Was internationale Unternehmen in Norwegen wissen müssen

Lesedauer: 3 Minuten

Norwegen Energieeffizienz/Green Building Schienenverkehr Hochbau/Baustoffe Verkehrsinfrastruktur/Tiefbau
11.12.2025

Aktuelle Urteile zeigen: Baupraxis und Rechtsprechung beeinflussen sich gegenseitig. Norwegen investiert Milliarden in neue Straßen, Bahnstrecken, Brücken, Häfen und Flughäfen – ein Markt mit großen Chancen für internationale Bauunternehmen. Doch er gilt als anspruchsvoll und streng reguliert. Wer die Spielregeln nicht kennt, riskiert rechtliche Probleme lange bevor der erste Beton gegossen ist.

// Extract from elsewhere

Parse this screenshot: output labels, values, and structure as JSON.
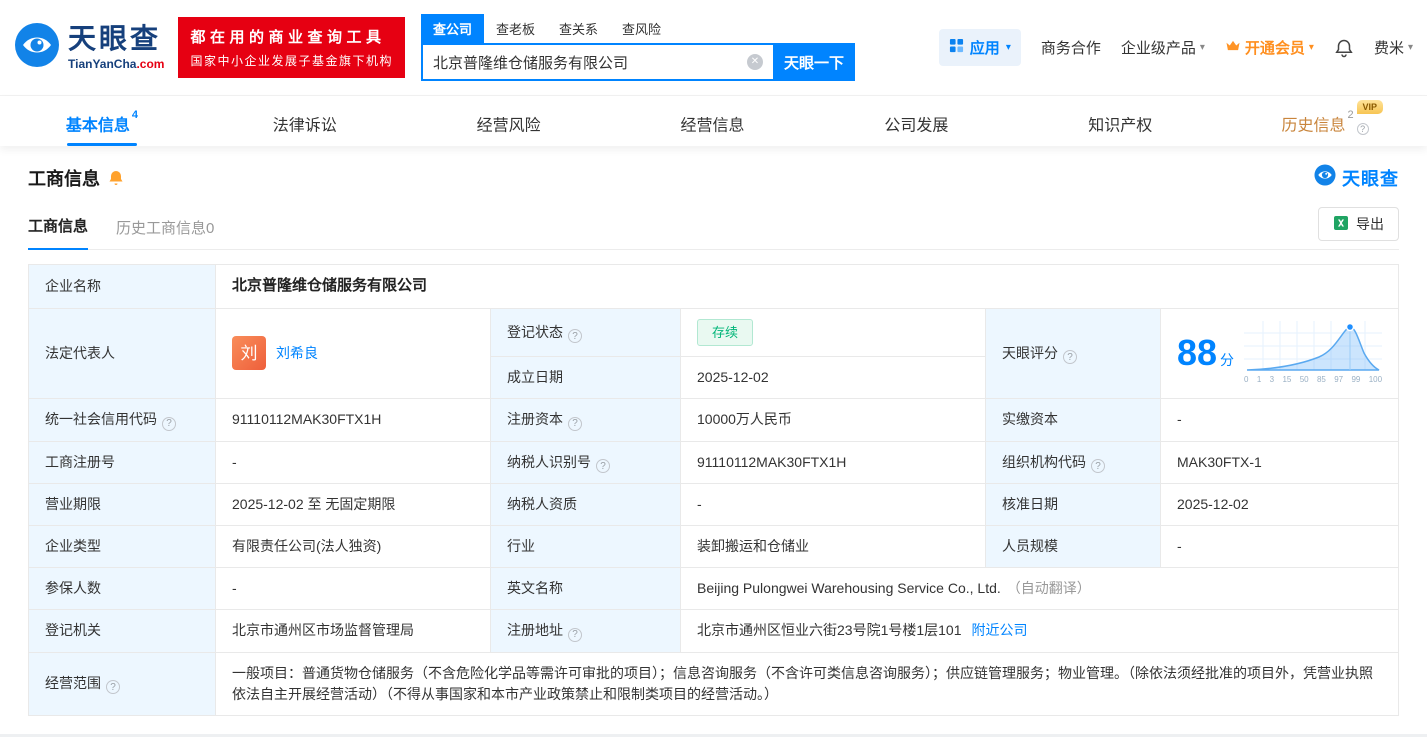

Wettbewerb vor dem ersten Spatenstich

Die entscheidende Phase vieler Projekte liegt bereits vor Vertragsabschluss. Das norwegische Vergaberecht ist transparent, aber streng. Die Verfahren sind klar strukturiert, die Aufsicht ist engmaschig. Besonders heikel ist der Umgang mit technischen Spezifikationen. Viele Anbieter nehmen jede Vorgabe als zwingend an, doch das ist nicht immer der Fall. Manche Anforderungen sind Wünsche, andere verbindlich. Das Urteil HR‑2025‑1098‑A hat klargestellt, dass Spezifikationen nicht automatisch absolute Anforderungen darstellen und hat so eine praktische Entlastung für ausländische Bieter geschaffen.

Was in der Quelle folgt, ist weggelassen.